By contrast, maintenance (which used to be referred to as alimony) is not required. Maintenance is usually a temporary measure, designed to give one party to a divorce some financial support for a limited amount of time until that party can take care of his or her own needs without assistance.

A divorce action is completed by the Court's entry of a Final Decree of Dissolution. The Final Decree must address all the issues relating to payment of debts and division of property. The court will look to see if the division of debts and property is equitable; this often, but not always, means a 50 - 50 split of property and debts. If there are children, parenting time and child support issues must be fully resolved in the final decree. The final orders of the Court consist either of a Separation Agreement that sets forth the agreements reached by the parties or, if the parties cannot agree, the permanent orders as determined to be appropriate by the Court. The final decree is final: it terminates the marriage permanently. The decree may be modified, however, with regard to maintenance and the issues relating to any children, upon a showing of changed circumstances.

If both parties are represented by counsel and have filed a Separation Agreement, the Court may enter a Final Decree without holding a hearing. The same is true even if the parties are not represented by counsel, as long as there are no children involved and the parties have filed a Separation Agreement.

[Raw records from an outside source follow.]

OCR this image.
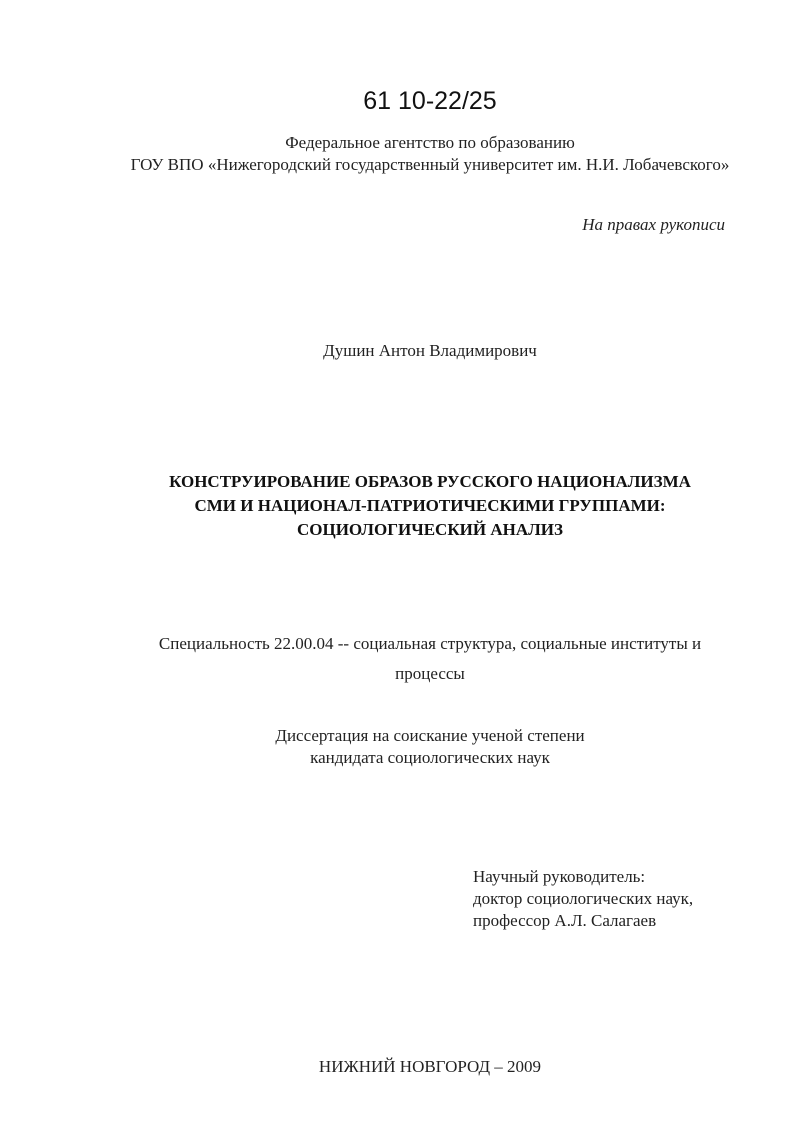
61 10-22/25
Федеральное агентство по образованию
ГОУ ВПО «Нижегородский государственный университет им. Н.И. Лобачевского»
На правах рукописи
Душин Антон Владимирович
КОНСТРУИРОВАНИЕ ОБРАЗОВ РУССКОГО НАЦИОНАЛИЗМА
СМИ И НАЦИОНАЛ-ПАТРИОТИЧЕСКИМИ ГРУППАМИ:
СОЦИОЛОГИЧЕСКИЙ АНАЛИЗ
Специальность 22.00.04 -- социальная структура, социальные институты и
процессы
Диссертация на соискание ученой степени
кандидата социологических наук
Научный руководитель:
доктор социологических наук,
профессор А.Л. Салагаев
НИЖНИЙ НОВГОРОД – 2009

However, a court hearing is required whenever one party is not represented and children are involved.

As noted, a court cannot enter final orders dissolving a marriage until at least ninety days have passed from the commencement of the action as described above. A dissolution generally takes longer than that; it is not unusual for a dissolution to take a year from start to finish. The length of time it takes depends largely on the willingness and ability of the parties to resolve their issues and differences amicably.